Beck: Ich verweise auf die Antwort zur Vorfrage.
sueddeutsche.de: Wie werden Sie mit der Linken aus einer Minderheitsregierung heraus umgehen? Da gibt es ja trotz gescheiterter Sondierungsgespräche ein paar inhaltliche Gemeinsamkeiten.
Beck: Wir werden jetzt unser Arbeitsprogramm erarbeiten und vorlegen. Erst dann werden wir ausloten, wo es von welcher Seite Kooperationsbereitschaft gibt.
sueddeutsche.de: Ist es vorstellbar, dass die FDP doch noch aus der Minderheitsregierung eine Ampel-Regierung machen könnte?
Beck: Ich habe vernommen, dass der Generalsekretär der FDP vorgeschlagen hat, nach der Sommerpause die Sondierungsgespräche mit uns wieder aufzunehmen. Das hat mich erstaunt. Aber ich wüsste gerne, für wen er da spricht. Uns ist in den Gesprächen aufgefallen, dass Landespartei und Landtagsfraktion nicht unbedingt mit einer Stimme sprechen. Was es nicht geben wird: Dass wir einen Tolerierungspakt mit einer der Parteien schließen, mit denen wir sondiert haben.

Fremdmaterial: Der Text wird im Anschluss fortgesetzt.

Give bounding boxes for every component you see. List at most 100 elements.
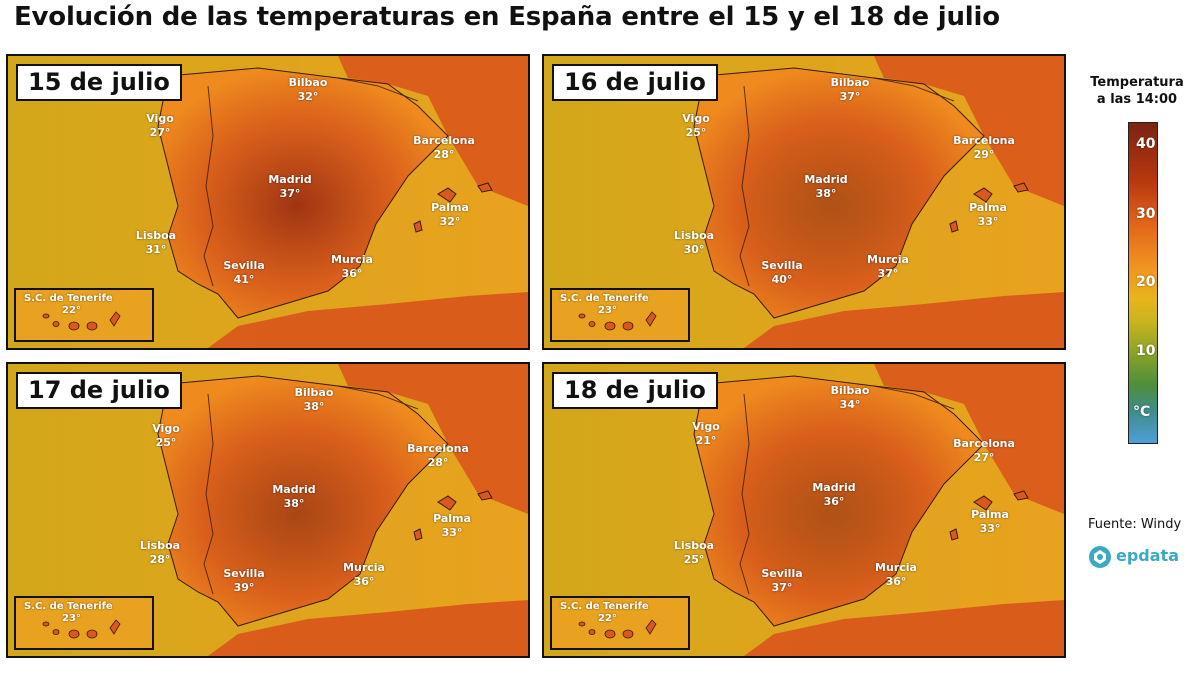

sueddeutsche.de: Ihnen fehlt eine Stimme zu Mehrheit. Haben Sie mit dem Gedanken an einen Überläufer aus den anderen Parteien schon abgeschlossen? Das wäre der einfachste Weg.
Beck: Es gibt einfache Wege und zu Weihnachten darf man sich auch immer was wünschen. Manchmal bekommt man auch überraschend etwas geschenkt. Mehr kann man dazu nicht sagen.
sueddeutsche.de: Werden Sie am Ende den Sessel des Justizministers geschenkt bekommen?
Beck: (lacht) Ich bin gerne in Berlin und die Arbeit als Erster Parlamentarischer Geschäftsführer meiner Fraktion macht mir Spaß. Jetzt geht es um die Inhalte, danach um den Rest.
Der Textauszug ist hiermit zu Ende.